Functional fixedness is a really interesting type of mental set. Functional fixedness occurs when a person perceives an item only in terms of its most common use. This rigid way of thinking often leads people to overlook obscure, little-noticed features of problems.
For example if a person is only able to see…
- A brick as a brick and not as a door stop
- A mason jar as a mason jar and not a Pinteresty candle holder
- A pair of scissors as a pair of scissors and not as a replacement doorknob, which is how we often used them in my childhood home (safe!)
For those of you 35 and older here’s another example. Remember the show MacGyver? MacGyver was always getting himself out sticky situations by using common items in inventive ways. For example, the time he used milk chocolate candy to stop a sulphuric acid leak. If Macgyver suffered from functional fixedness he would have been all like “What am I going to do about this sulphuric acid lead? All I have is this Hersey bar!” Instead, because he’s a master problem solver, he thought, “I know what I’ll do about this sulfuric acid lead! This chocolate bar that I was saving for desert contains sucrose and glucose, which will react with the acid to form elemental carbon and a thick gummy residue!”
So what does using common items in inventive ways have to do with grief? Nothing really. However, I do think the idea of functional fixedness is analogous to rigidity some people experience when thinking about the types of coping that can be helpful in grief. Although certain types of coping, like support groups, talking to a friend, and counseling, are commonly associated with grief, grief coping can actually be thought of in far more broad terms.

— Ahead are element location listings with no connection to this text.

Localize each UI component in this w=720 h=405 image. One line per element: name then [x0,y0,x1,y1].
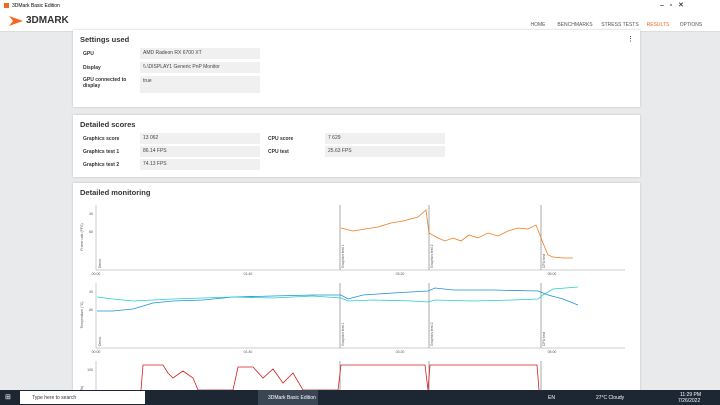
nav-item[interactable]: RESULTS [646,22,670,28]
panel-title: Detailed scores [80,120,136,129]
y-axis-label: Frame rate (FPS) [80,223,84,250]
temp-line-1 [97,287,579,312]
y-tick-label: 60 [89,308,93,312]
app-label: 3DMark Basic Edition [268,395,316,401]
start-button[interactable]: ⊞ [5,394,11,401]
score-label: Graphics score [83,136,120,142]
taskbar-app[interactable]: 3DMark Basic Edition [258,390,318,405]
score-value: 7 629 [325,133,445,144]
segment-label: Graphics test 1 [341,244,345,268]
fps-line [340,209,573,259]
menu[interactable]: ⋮ [627,36,634,43]
setting-label: Display [83,65,101,71]
panel-title: Detailed monitoring [80,188,151,197]
taskbar: ⊞ Type here to search 3DMark Basic Editi… [0,390,720,405]
score-label: Graphics test 1 [83,149,120,155]
score-value: 74.13 FPS [140,159,260,170]
x-tick-label: 01:40 [244,350,253,354]
load-line [140,364,540,390]
setting-value: true [140,76,260,93]
title-bar: 3DMark Basic Edition – ▫ ✕ [0,0,720,12]
search-box[interactable]: Type here to search [20,391,145,404]
y-axis-label: Temperature (°C) [80,302,84,329]
temp-line-2 [96,286,579,303]
x-tick-label: 03:20 [396,272,405,276]
segment-label: Demo [98,259,102,268]
x-tick-label: 00:00 [92,350,101,354]
setting-value: AMD Radeon RX 6700 XT [140,48,260,59]
panel-title: Settings used [80,35,130,44]
monitoring-charts: 100 Load (%) 05:00 03:20 01:40 00:00 CPU test G… [80,205,625,390]
clock-date[interactable]: 7/26/2022 [678,398,701,404]
logo-mark [9,16,23,26]
x-tick-label: 03:20 [396,350,405,354]
nav-item[interactable]: BENCHMARKS [557,22,593,28]
x-tick-label: 05:00 [548,272,557,276]
y-axis-label: Load (%) [80,386,84,390]
nav-item[interactable]: OPTIONS [679,22,703,28]
segment-label: Graphics test 2 [430,244,434,268]
setting-label: GPU connected to display [83,77,127,89]
settings-panel: Settings used ⋮ GPU AMD Radeon RX 6700 XT… [73,30,640,107]
scores-panel: Detailed scores Graphics score 13 062 Grap… [73,115,640,177]
lang[interactable]: EN [548,395,555,401]
nav-item[interactable]: STRESS TESTS [601,22,639,28]
segment-label: Graphics test 1 [341,322,345,346]
window-controls[interactable]: – ▫ ✕ [660,2,684,9]
y-tick-label: 100 [87,368,93,372]
search-text: Type here to search [32,395,77,401]
clock-time[interactable]: 11:29 PM [680,392,702,398]
setting-label: GPU [83,51,94,57]
score-label: Graphics test 2 [83,162,120,168]
score-value: 25.63 FPS [325,146,445,157]
score-label: CPU test [268,149,289,155]
logo: 3DMARK [26,15,69,26]
segment-label: CPU test [542,332,546,346]
segment-label: Demo [98,337,102,346]
weather[interactable]: 27°C Cloudy [596,395,625,401]
app-icon [4,3,9,8]
score-value: 86.14 FPS [140,146,260,157]
x-tick-label: 05:00 [548,350,557,354]
segment-label: CPU test [542,254,546,268]
score-value: 13 062 [140,133,260,144]
window-title: 3DMark Basic Edition [12,3,60,9]
y-tick-label: 40 [89,212,93,216]
monitoring-panel: Detailed monitoring 100 Load (%) 05:00 03:2… [73,183,640,390]
x-tick-label: 00:00 [92,272,101,276]
x-tick-label: 01:40 [244,272,253,276]
y-tick-label: 60 [89,230,93,234]
segment-label: Graphics test 2 [430,322,434,346]
y-tick-label: 40 [89,290,93,294]
score-label: CPU score [268,136,294,142]
setting-value: \\.\DISPLAY1 Generic PnP Monitor [140,62,260,73]
nav-item[interactable]: HOME [530,22,546,28]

Grief coping can encompass anything that helps a person process their experiences, gives the person a boost of positive emotion, or provides them with the opportunity for self-care. Coping can include things like music, art, spending time with pets, writing, reading, exercise, ritual etc and oftentimes these are things that people were already using in their day-to-day life before the loss.
Have you ever taken a test that had questions with a lot of misleading information designed to throw you off and make you fail? If so, then you’ve fallen victim to irrelevant information. People tend to get distracted by irrelevant information when trying to solve a problem. Try this example out:
In the Thompson family there are five brothers, and each brother has one sister. If you count Mrs. Thompson, how many females are there in the Thompson family?
The puzzle master who wrote this question threw in irrelevant information that seems relevant. Do you know which information is irrelevant? If so, then you probably know the answer to the question.
The correct answer is two females – the sister and Mrs. Thompson. The fact that there are five brothers is irrelevant, but people tend to think that it must figure into the problem or else why would it be included (to make your head hurt, obviously). Effective problem solving requires that you figure out what information is relevant, and what information is irrelevant, before proceeding.
If you’ve ever experienced grief, you know that distraction and confusion are common experiences. It’s often difficult to know where to put your limited focus. It’s easier said than done, but to the extent that a person can, people who are grieving should try and focus on what’s important and block out everything that isn’t.
If you are coping with grief, make sure you prioritize yourself, your immediate loved ones, and your grief. Take the pressures and judgments of others in stride when you can and remain focused on forging a continued bond with your loved one (if you like) and take small steps towards a life of balance and well-being.